- 3 cups low-fat plain yogurt, drained for 3 hours
 - 1 (4 ounce) can chopped green chilies, drained
 - 1/4 cup prepared Mexican salsa
 - 1/4 cup finely chopped cilantro
 - 1 teaspoon ground cumin
 - 1 teaspoon dried oregano leaves, crushed
 - 1/4 cup finely chopped green onions
 - 1 tablespoon lime juice
 - 1/8 teaspoon salt
 - Black pepper (optional)
 - Tortilla chips (optional)
 - 1 (13.5 ounce) package tortilla chips (optional)

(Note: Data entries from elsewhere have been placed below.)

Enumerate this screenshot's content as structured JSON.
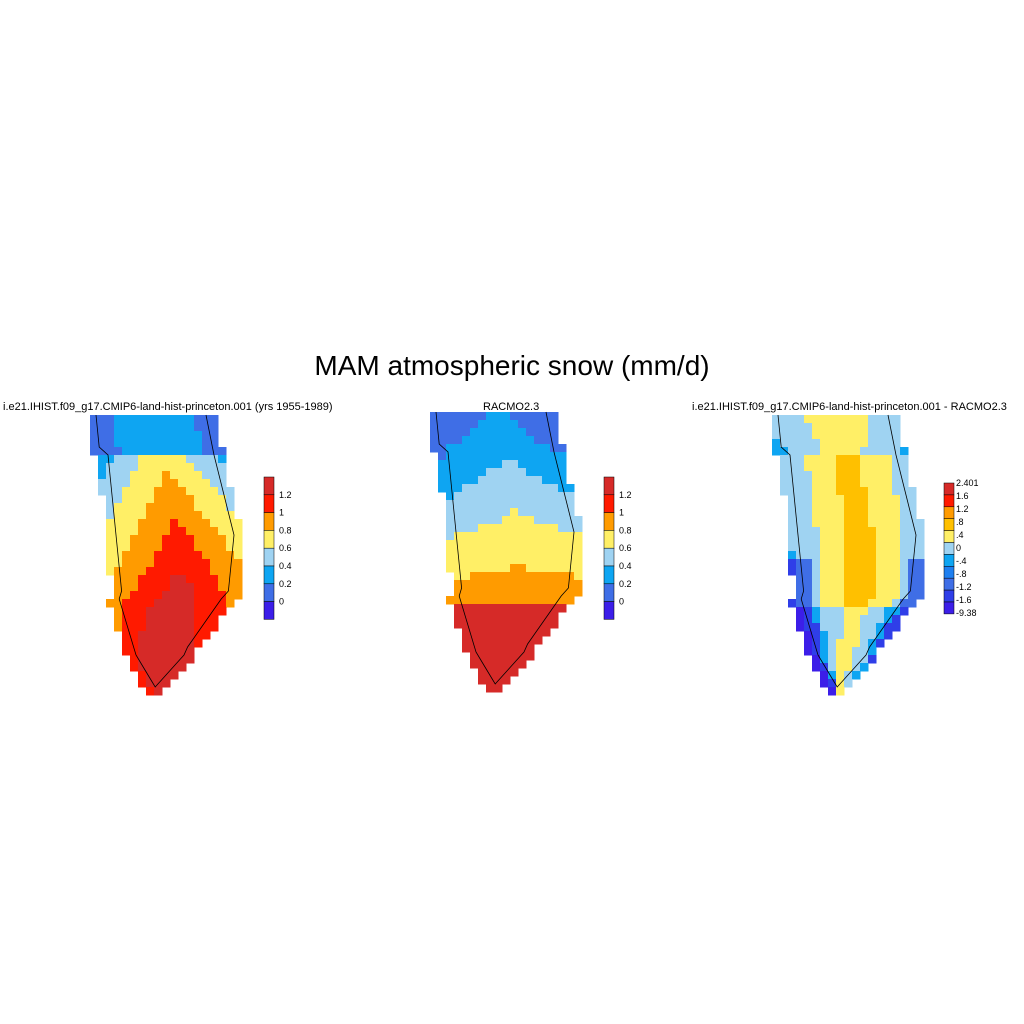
{
  "title": "MAM atmospheric snow (mm/d)",
  "panels": [
    {
      "title": "i.e21.IHIST.f09_g17.CMIP6-land-hist-princeton.001 (yrs 1955-1989)",
      "colorbar": {
        "labels": [
          "1.2",
          "1",
          "0.8",
          "0.6",
          "0.4",
          "0.2",
          "0"
        ],
        "colors": [
          "#d62a28",
          "#ff1a00",
          "#ff9b00",
          "#ffef66",
          "#9fd3f2",
          "#0ea5f2",
          "#3f6ee6",
          "#3c1ee8"
        ]
      }
    },
    {
      "title": "RACMO2.3",
      "colorbar": {
        "labels": [
          "1.2",
          "1",
          "0.8",
          "0.6",
          "0.4",
          "0.2",
          "0"
        ],
        "colors": [
          "#d62a28",
          "#ff1a00",
          "#ff9b00",
          "#ffef66",
          "#9fd3f2",
          "#0ea5f2",
          "#3f6ee6",
          "#3c1ee8"
        ]
      }
    },
    {
      "title": "i.e21.IHIST.f09_g17.CMIP6-land-hist-princeton.001 - RACMO2.3",
      "colorbar": {
        "labels": [
          "2.401",
          "1.6",
          "1.2",
          ".8",
          ".4",
          "0",
          "-.4",
          "-.8",
          "-1.2",
          "-1.6",
          "-9.38"
        ],
        "colors": [
          "#d62a28",
          "#ff1a00",
          "#ff9b00",
          "#ffc000",
          "#ffef66",
          "#9fd3f2",
          "#0ea5f2",
          "#1e7ff0",
          "#3f6ee6",
          "#2f3ee8",
          "#3c1ee8"
        ]
      }
    }
  ]
}
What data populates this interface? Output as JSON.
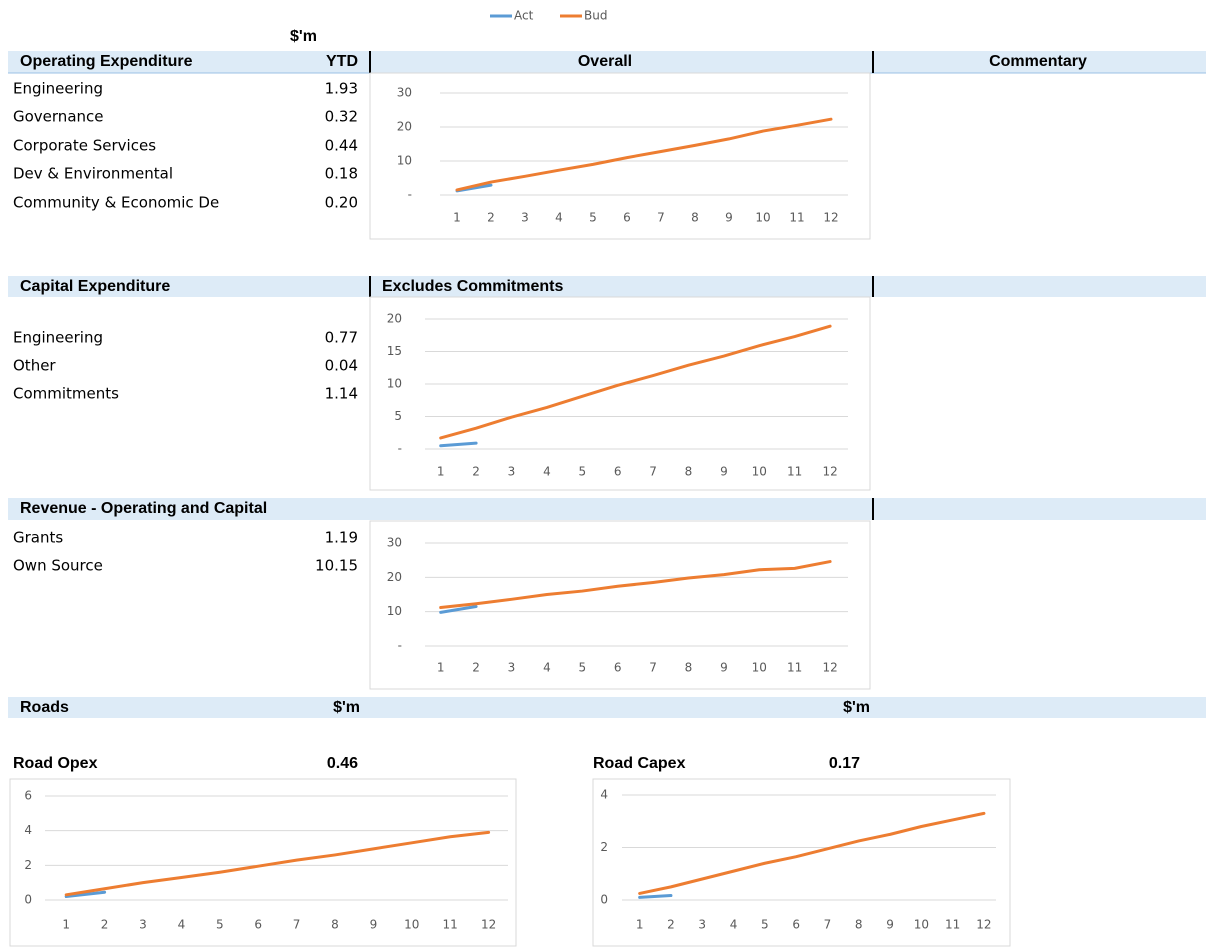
{
  "units": "$'m",
  "opex": {
    "title": "Operating Expenditure",
    "column": "YTD",
    "chart_title": "Overall",
    "commentary": "Commentary",
    "rows": [
      {
        "label": "Engineering",
        "value": "1.93"
      },
      {
        "label": "Governance",
        "value": "0.32"
      },
      {
        "label": "Corporate Services",
        "value": "0.44"
      },
      {
        "label": "Dev & Environmental",
        "value": "0.18"
      },
      {
        "label": "Community & Economic De",
        "value": "0.20"
      }
    ]
  },
  "capex": {
    "title": "Capital Expenditure",
    "chart_title": "Excludes Commitments",
    "rows": [
      {
        "label": "Engineering",
        "value": "0.77"
      },
      {
        "label": "Other",
        "value": "0.04"
      },
      {
        "label": "Commitments",
        "value": "1.14"
      }
    ]
  },
  "revenue": {
    "title": "Revenue - Operating and Capital",
    "rows": [
      {
        "label": "Grants",
        "value": "1.19"
      },
      {
        "label": "Own Source",
        "value": "10.15"
      }
    ]
  },
  "roads": {
    "title": "Roads",
    "units_left": "$'m",
    "units_right": "$'m",
    "opex": {
      "title": "Road Opex",
      "value": "0.46"
    },
    "capex": {
      "title": "Road Capex",
      "value": "0.17"
    }
  },
  "chart_data": [
    {
      "type": "line",
      "categories": [
        1,
        2,
        3,
        4,
        5,
        6,
        7,
        8,
        9,
        10,
        11,
        12
      ],
      "ylim": [
        0,
        30
      ],
      "yticks": [
        {
          "value": 0,
          "label": "-"
        },
        10,
        20,
        30
      ],
      "grid": true,
      "series": [
        {
          "name": "Act",
          "color": "#5b9bd5",
          "values": [
            1.2,
            2.9,
            null,
            null,
            null,
            null,
            null,
            null,
            null,
            null,
            null,
            null
          ]
        },
        {
          "name": "Bud",
          "color": "#ed7d31",
          "values": [
            1.5,
            3.8,
            5.5,
            7.3,
            9.0,
            11.0,
            12.8,
            14.6,
            16.5,
            18.8,
            20.5,
            22.3
          ]
        }
      ]
    },
    {
      "type": "line",
      "categories": [
        1,
        2,
        3,
        4,
        5,
        6,
        7,
        8,
        9,
        10,
        11,
        12
      ],
      "ylim": [
        0,
        20
      ],
      "yticks": [
        {
          "value": 0,
          "label": "-"
        },
        5,
        10,
        15,
        20
      ],
      "grid": true,
      "series": [
        {
          "color": "#5b9bd5",
          "values": [
            0.5,
            0.9,
            null,
            null,
            null,
            null,
            null,
            null,
            null,
            null,
            null,
            null
          ]
        },
        {
          "color": "#ed7d31",
          "values": [
            1.7,
            3.2,
            4.9,
            6.4,
            8.1,
            9.8,
            11.3,
            12.9,
            14.3,
            15.9,
            17.3,
            18.9
          ]
        }
      ]
    },
    {
      "type": "line",
      "categories": [
        1,
        2,
        3,
        4,
        5,
        6,
        7,
        8,
        9,
        10,
        11,
        12
      ],
      "ylim": [
        0,
        30
      ],
      "yticks": [
        {
          "value": 0,
          "label": "-"
        },
        10,
        20,
        30
      ],
      "grid": true,
      "series": [
        {
          "color": "#5b9bd5",
          "values": [
            9.8,
            11.5,
            null,
            null,
            null,
            null,
            null,
            null,
            null,
            null,
            null,
            null
          ]
        },
        {
          "color": "#ed7d31",
          "values": [
            11.2,
            12.3,
            13.6,
            15.0,
            16.0,
            17.4,
            18.5,
            19.8,
            20.8,
            22.2,
            22.6,
            24.6
          ]
        }
      ]
    },
    {
      "type": "line",
      "categories": [
        1,
        2,
        3,
        4,
        5,
        6,
        7,
        8,
        9,
        10,
        11,
        12
      ],
      "ylim": [
        0,
        6
      ],
      "yticks": [
        0,
        2,
        4,
        6
      ],
      "grid": true,
      "series": [
        {
          "color": "#5b9bd5",
          "values": [
            0.2,
            0.45,
            null,
            null,
            null,
            null,
            null,
            null,
            null,
            null,
            null,
            null
          ]
        },
        {
          "color": "#ed7d31",
          "values": [
            0.3,
            0.65,
            1.0,
            1.3,
            1.6,
            1.95,
            2.3,
            2.6,
            2.95,
            3.3,
            3.65,
            3.9
          ]
        }
      ]
    },
    {
      "type": "line",
      "categories": [
        1,
        2,
        3,
        4,
        5,
        6,
        7,
        8,
        9,
        10,
        11,
        12
      ],
      "ylim": [
        0,
        4
      ],
      "yticks": [
        0,
        2,
        4
      ],
      "grid": true,
      "series": [
        {
          "color": "#5b9bd5",
          "values": [
            0.1,
            0.17,
            null,
            null,
            null,
            null,
            null,
            null,
            null,
            null,
            null,
            null
          ]
        },
        {
          "color": "#ed7d31",
          "values": [
            0.25,
            0.5,
            0.8,
            1.1,
            1.4,
            1.65,
            1.95,
            2.25,
            2.5,
            2.8,
            3.05,
            3.3
          ]
        }
      ]
    }
  ]
}
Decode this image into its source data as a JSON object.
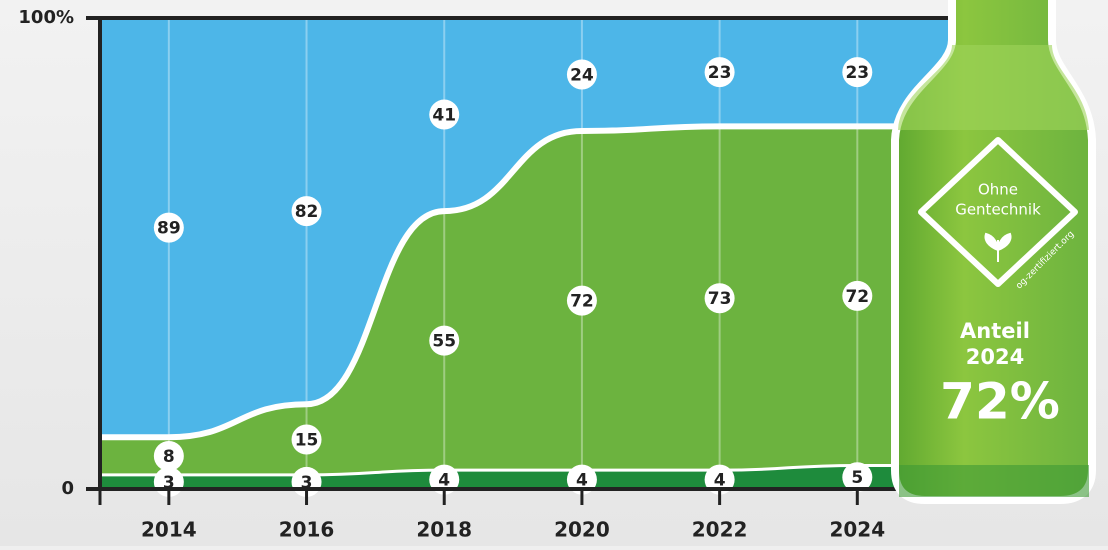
{
  "chart_data": {
    "type": "stacked-area",
    "x": [
      2014,
      2016,
      2018,
      2020,
      2022,
      2024
    ],
    "xlim": [
      2013,
      2026
    ],
    "xticks": [
      2014,
      2016,
      2018,
      2020,
      2022,
      2024
    ],
    "ylim": [
      0,
      100
    ],
    "yticks": [
      0,
      {
        "value": 100,
        "label": "100%"
      }
    ],
    "series": [
      {
        "color": "#1e8b3c",
        "values": [
          3,
          3,
          4,
          4,
          4,
          5
        ]
      },
      {
        "color": "#6cb33f",
        "values": [
          8,
          15,
          55,
          72,
          73,
          72
        ]
      },
      {
        "color": "#4db6e8",
        "values": [
          89,
          82,
          41,
          24,
          23,
          23
        ]
      }
    ],
    "annotations": {
      "logo_line1": "Ohne",
      "logo_line2": "Gentechnik",
      "logo_url": "og-zertifiziert.org",
      "share_label": "Anteil",
      "share_year": "2024",
      "share_value": "72%"
    }
  }
}
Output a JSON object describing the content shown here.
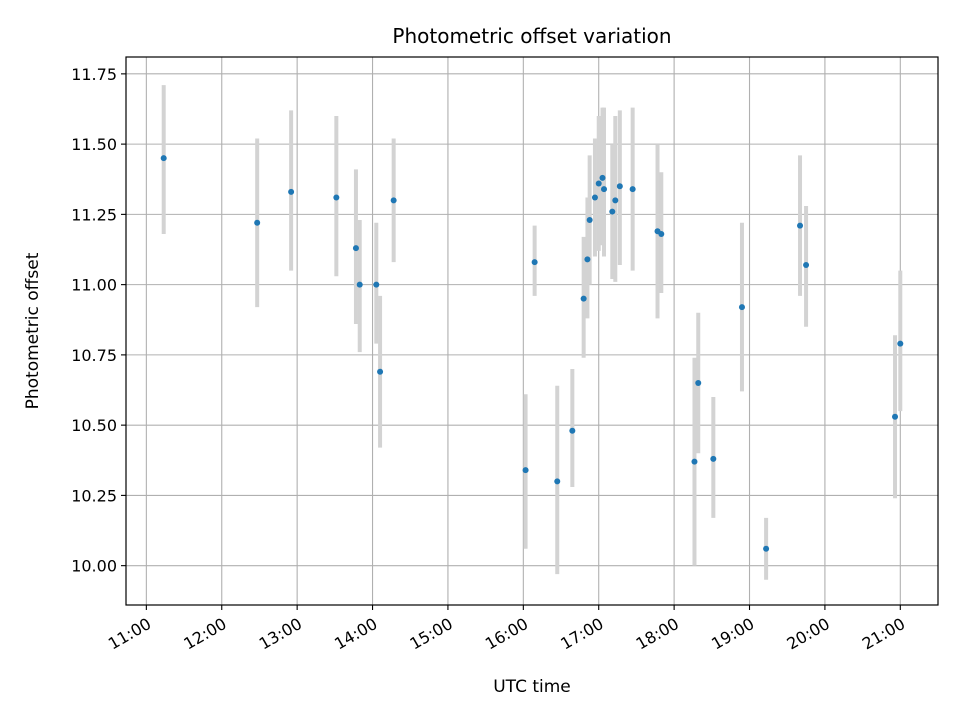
{
  "chart_data": {
    "type": "scatter",
    "title": "Photometric offset variation",
    "xlabel": "UTC time",
    "ylabel": "Photometric offset",
    "x_unit": "hours",
    "xlim": [
      10.73,
      21.5
    ],
    "ylim": [
      9.86,
      11.81
    ],
    "x_ticks": [
      11,
      12,
      13,
      14,
      15,
      16,
      17,
      18,
      19,
      20,
      21
    ],
    "x_tick_labels": [
      "11:00",
      "12:00",
      "13:00",
      "14:00",
      "15:00",
      "16:00",
      "17:00",
      "18:00",
      "19:00",
      "20:00",
      "21:00"
    ],
    "y_ticks": [
      10.0,
      10.25,
      10.5,
      10.75,
      11.0,
      11.25,
      11.5,
      11.75
    ],
    "y_tick_labels": [
      "10.00",
      "10.25",
      "10.50",
      "10.75",
      "11.00",
      "11.25",
      "11.50",
      "11.75"
    ],
    "grid": true,
    "marker_color": "#1f77b4",
    "errorbar_color": "#d3d3d3",
    "points": [
      {
        "x": 11.23,
        "y": 11.45,
        "lo": 11.18,
        "hi": 11.71
      },
      {
        "x": 12.47,
        "y": 11.22,
        "lo": 10.92,
        "hi": 11.52
      },
      {
        "x": 12.92,
        "y": 11.33,
        "lo": 11.05,
        "hi": 11.62
      },
      {
        "x": 13.52,
        "y": 11.31,
        "lo": 11.03,
        "hi": 11.6
      },
      {
        "x": 13.78,
        "y": 11.13,
        "lo": 10.86,
        "hi": 11.41
      },
      {
        "x": 13.83,
        "y": 11.0,
        "lo": 10.76,
        "hi": 11.23
      },
      {
        "x": 14.05,
        "y": 11.0,
        "lo": 10.79,
        "hi": 11.22
      },
      {
        "x": 14.1,
        "y": 10.69,
        "lo": 10.42,
        "hi": 10.96
      },
      {
        "x": 14.28,
        "y": 11.3,
        "lo": 11.08,
        "hi": 11.52
      },
      {
        "x": 16.03,
        "y": 10.34,
        "lo": 10.06,
        "hi": 10.61
      },
      {
        "x": 16.15,
        "y": 11.08,
        "lo": 10.96,
        "hi": 11.21
      },
      {
        "x": 16.45,
        "y": 10.3,
        "lo": 9.97,
        "hi": 10.64
      },
      {
        "x": 16.65,
        "y": 10.48,
        "lo": 10.28,
        "hi": 10.7
      },
      {
        "x": 16.8,
        "y": 10.95,
        "lo": 10.74,
        "hi": 11.17
      },
      {
        "x": 16.85,
        "y": 11.09,
        "lo": 10.88,
        "hi": 11.31
      },
      {
        "x": 16.88,
        "y": 11.23,
        "lo": 11.0,
        "hi": 11.46
      },
      {
        "x": 16.95,
        "y": 11.31,
        "lo": 11.1,
        "hi": 11.52
      },
      {
        "x": 17.0,
        "y": 11.36,
        "lo": 11.12,
        "hi": 11.6
      },
      {
        "x": 17.05,
        "y": 11.38,
        "lo": 11.14,
        "hi": 11.63
      },
      {
        "x": 17.07,
        "y": 11.34,
        "lo": 11.1,
        "hi": 11.63
      },
      {
        "x": 17.18,
        "y": 11.26,
        "lo": 11.02,
        "hi": 11.5
      },
      {
        "x": 17.22,
        "y": 11.3,
        "lo": 11.01,
        "hi": 11.6
      },
      {
        "x": 17.28,
        "y": 11.35,
        "lo": 11.07,
        "hi": 11.62
      },
      {
        "x": 17.45,
        "y": 11.34,
        "lo": 11.05,
        "hi": 11.63
      },
      {
        "x": 17.78,
        "y": 11.19,
        "lo": 10.88,
        "hi": 11.5
      },
      {
        "x": 17.83,
        "y": 11.18,
        "lo": 10.97,
        "hi": 11.4
      },
      {
        "x": 18.27,
        "y": 10.37,
        "lo": 10.0,
        "hi": 10.74
      },
      {
        "x": 18.32,
        "y": 10.65,
        "lo": 10.4,
        "hi": 10.9
      },
      {
        "x": 18.52,
        "y": 10.38,
        "lo": 10.17,
        "hi": 10.6
      },
      {
        "x": 18.9,
        "y": 10.92,
        "lo": 10.62,
        "hi": 11.22
      },
      {
        "x": 19.22,
        "y": 10.06,
        "lo": 9.95,
        "hi": 10.17
      },
      {
        "x": 19.67,
        "y": 11.21,
        "lo": 10.96,
        "hi": 11.46
      },
      {
        "x": 19.75,
        "y": 11.07,
        "lo": 10.85,
        "hi": 11.28
      },
      {
        "x": 20.93,
        "y": 10.53,
        "lo": 10.24,
        "hi": 10.82
      },
      {
        "x": 21.0,
        "y": 10.79,
        "lo": 10.55,
        "hi": 11.05
      }
    ]
  }
}
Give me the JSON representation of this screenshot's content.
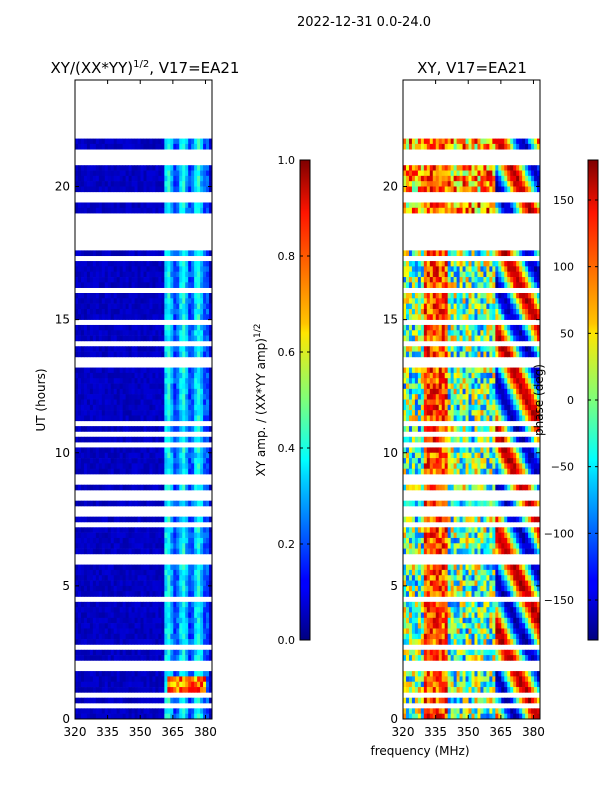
{
  "header": {
    "date_range": "2022-12-31 0.0-24.0"
  },
  "chart_data": [
    {
      "type": "heatmap",
      "title_base": "XY/(XX*YY)",
      "title_exp": "1/2",
      "title_suffix": ", V17=EA21",
      "xlabel": "",
      "ylabel": "UT (hours)",
      "xlim": [
        320,
        383
      ],
      "ylim": [
        0,
        24
      ],
      "xticks": [
        "320",
        "335",
        "350",
        "365",
        "380"
      ],
      "yticks": [
        "0",
        "5",
        "10",
        "15",
        "20"
      ],
      "data_extent_hours": [
        0,
        22
      ],
      "colorbar": {
        "label_base": "XY amp. / (XX*YY amp)",
        "label_exp": "1/2",
        "range": [
          0.0,
          1.0
        ],
        "ticks": [
          "0.0",
          "0.2",
          "0.4",
          "0.6",
          "0.8",
          "1.0"
        ]
      }
    },
    {
      "type": "heatmap",
      "title": "XY, V17=EA21",
      "xlabel": "frequency (MHz)",
      "ylabel": "",
      "xlim": [
        320,
        383
      ],
      "ylim": [
        0,
        24
      ],
      "xticks": [
        "320",
        "335",
        "350",
        "365",
        "380"
      ],
      "yticks": [
        "0",
        "5",
        "10",
        "15",
        "20"
      ],
      "data_extent_hours": [
        0,
        22
      ],
      "colorbar": {
        "label": "phase (deg)",
        "range": [
          -180,
          180
        ],
        "ticks": [
          "−150",
          "−100",
          "−50",
          "0",
          "50",
          "100",
          "150"
        ]
      }
    }
  ]
}
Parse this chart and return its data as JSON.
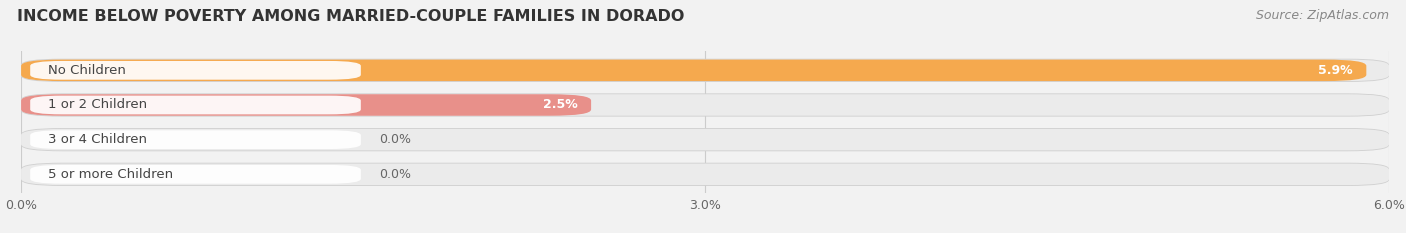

 - Cilantro leaves, for garnish
 - 6 cups assorted snacking vegetables such as: baby carrots, cauliflower or broccoli flowerets, celery sticks, cherry tomatoes, cucumbers, zucchini sticks
 
- In a medium-sized bowl, combine the drained yogurt with all remaining ingredients, except salt and pepper. Allow to chill covered for 15 minutes or more. Before serving, adjust seasonings, if desired.
 - Prepare all vegetables. Arrange on a large platter surrounding a medium-sized soup bowl. Optional: serve chips in a basket.
 - When ready, spoon dip into center bowl, garnish with additional cilantro and serve. Enjoy!